Bild gewordene Bewegung: das Werk von Esther Cuz Costé.
Wer kennt nicht das Daumenkino? Im raschen Flippenlassen eines kleinen Notizblocks mit gezeichneten Einzelbildern geraten diese plötzlich in Bewegung. Je rascher die Blätter aufeinander folgen, desto geschmeidiger wird die Aktion zum Beispiel eines gehenden Menschen. Die Technik stand auch am Anfang der filmtechnischen Entwicklung.
Die Schaffhauserin Esther Cuz Costé schuf in diesem Bild quasi die Umkehr des Daumenkinos: Sie malte in New York den Trommler, dessen ekstatische Bewegung wieder eingefroren wird. Der Trommler multipliziert sich in unendlich viele Standbilder. Die Arme und Beine schwingen in alle Richtungen, der Kopf schlägt nach hinten, die Gliedmassen scheinen sich vom Rumpf abzulösen.
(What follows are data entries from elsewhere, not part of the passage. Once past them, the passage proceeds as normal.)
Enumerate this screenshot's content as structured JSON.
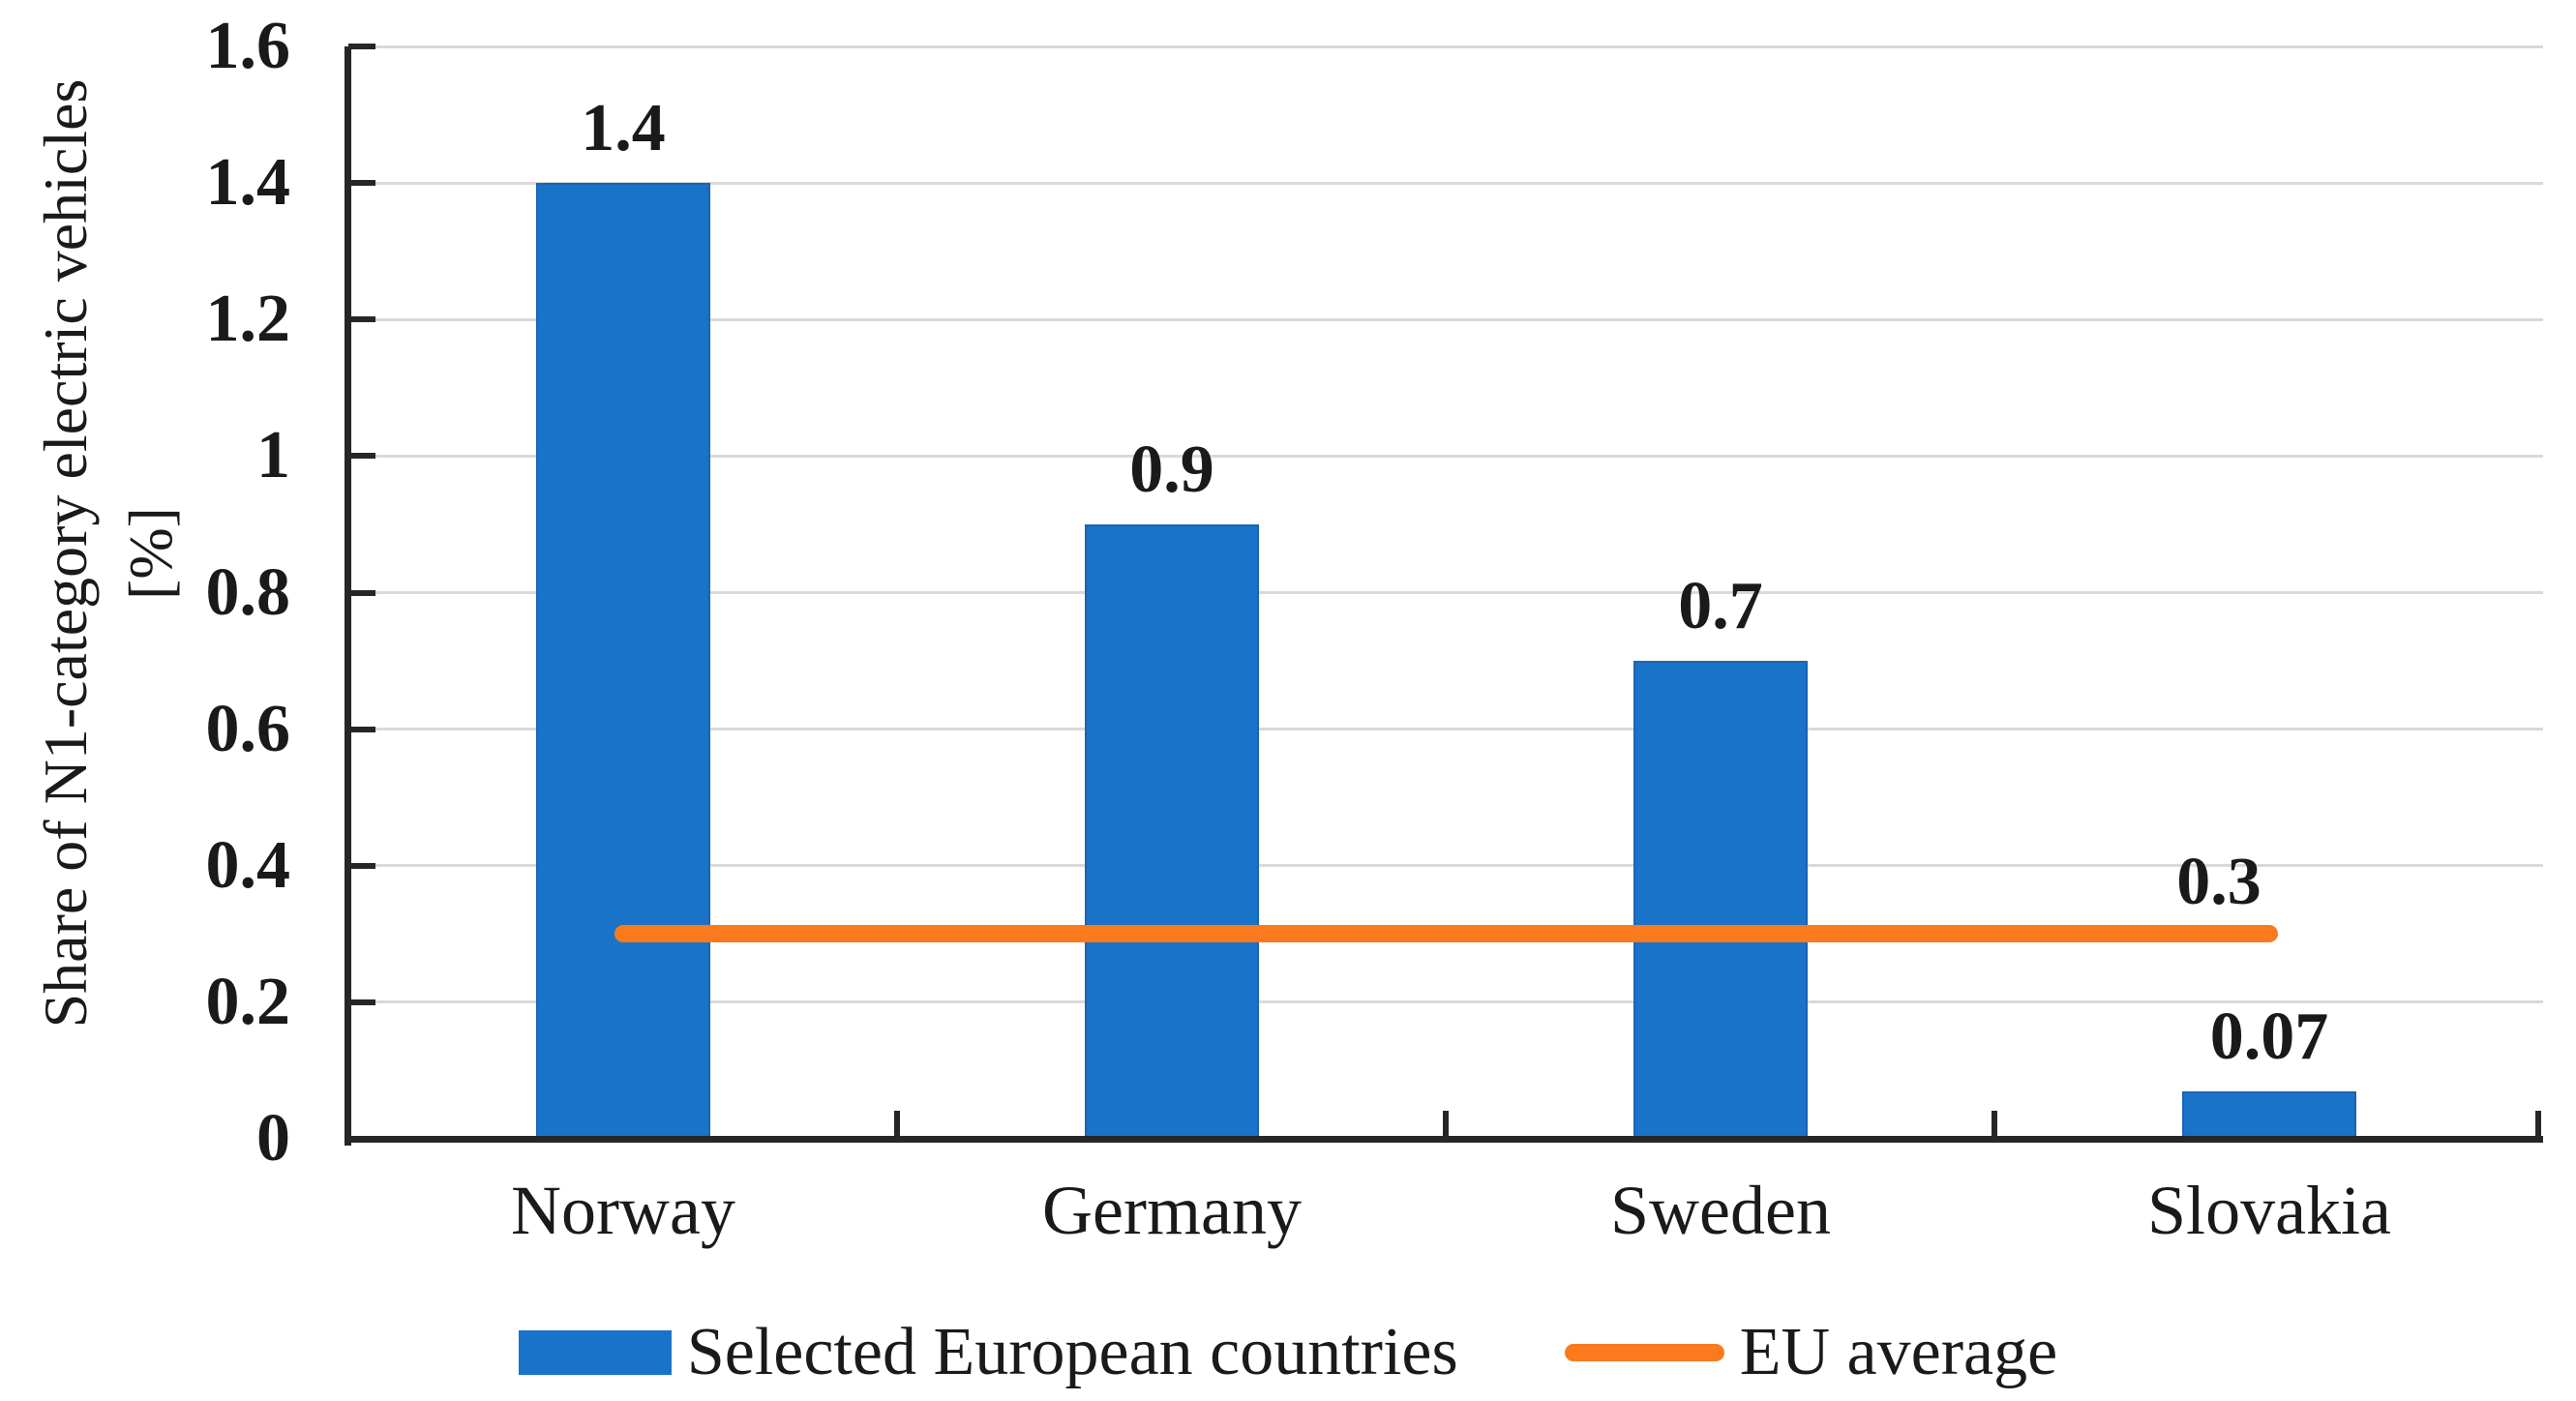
{
  "chart_data": {
    "type": "bar",
    "title": "",
    "categories": [
      "Norway",
      "Germany",
      "Sweden",
      "Slovakia"
    ],
    "series": [
      {
        "name": "Selected European countries",
        "type": "bar",
        "values": [
          1.4,
          0.9,
          0.7,
          0.07
        ],
        "data_labels": [
          "1.4",
          "0.9",
          "0.7",
          "0.07"
        ],
        "color": "#1973C8"
      },
      {
        "name": "EU average",
        "type": "line",
        "value": 0.3,
        "values": [
          0.3,
          0.3,
          0.3,
          0.3
        ],
        "data_label": "0.3",
        "color": "#FB7A1D"
      }
    ],
    "xlabel": "",
    "ylabel": "Share of N1-category electric vehicles [%]",
    "ylabel_lines": [
      "Share of N1-category electric vehicles",
      "[%]"
    ],
    "ylim": [
      0,
      1.6
    ],
    "ytick_step": 0.2,
    "yticks": [
      1.6,
      1.4,
      1.2,
      1,
      0.8,
      0.6,
      0.4,
      0.2,
      0
    ],
    "ytick_labels": [
      "1.6",
      "1.4",
      "1.2",
      "1",
      "0.8",
      "0.6",
      "0.4",
      "0.2",
      "0"
    ],
    "grid": "horizontal",
    "legend_position": "bottom-center",
    "colors": {
      "bar": "#1973C8",
      "bar_edge": "#1B64B4",
      "line": "#FB7A1D",
      "gridline": "#D9D9D9",
      "axis": "#262626",
      "text": "#1A1A1A"
    }
  }
}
Es entsteht eine Rotation um den eigenen Körper. Seit ich vor 40 Jahren dieses 180 × 140 cm grosse Bild von Esther, deren Vernissagen ich damals ab und zu eröffnen durfte, erwarb, begleitete es mich von Wohnsitz zu Wohnsitz. Die Faszination ist immer noch ungebrochen, vielleicht weil diese wirbelnde Trommlerfigur nie zur Ruhe kommt. Sie scheint aus dem Bild herauszutanzen, in die Welt hinein.
Esther Cuz Costé begegnete, so wie ich es in Erinnerung habe, damals in New York diesem Trommler in einem grossen Raum und begann selber in tanzender Ekstase am Boden sitzend, liegend zu malen, mit ihren blossen Fingern, wohl auch mit Pinseln. Die Bewegung, der rhythmische Trommelschlag flogen durch die malenden Finger hindurch auf das Papier. Nicht um zu erstarren, sondern vielmehr um sich weiter zu übertragen.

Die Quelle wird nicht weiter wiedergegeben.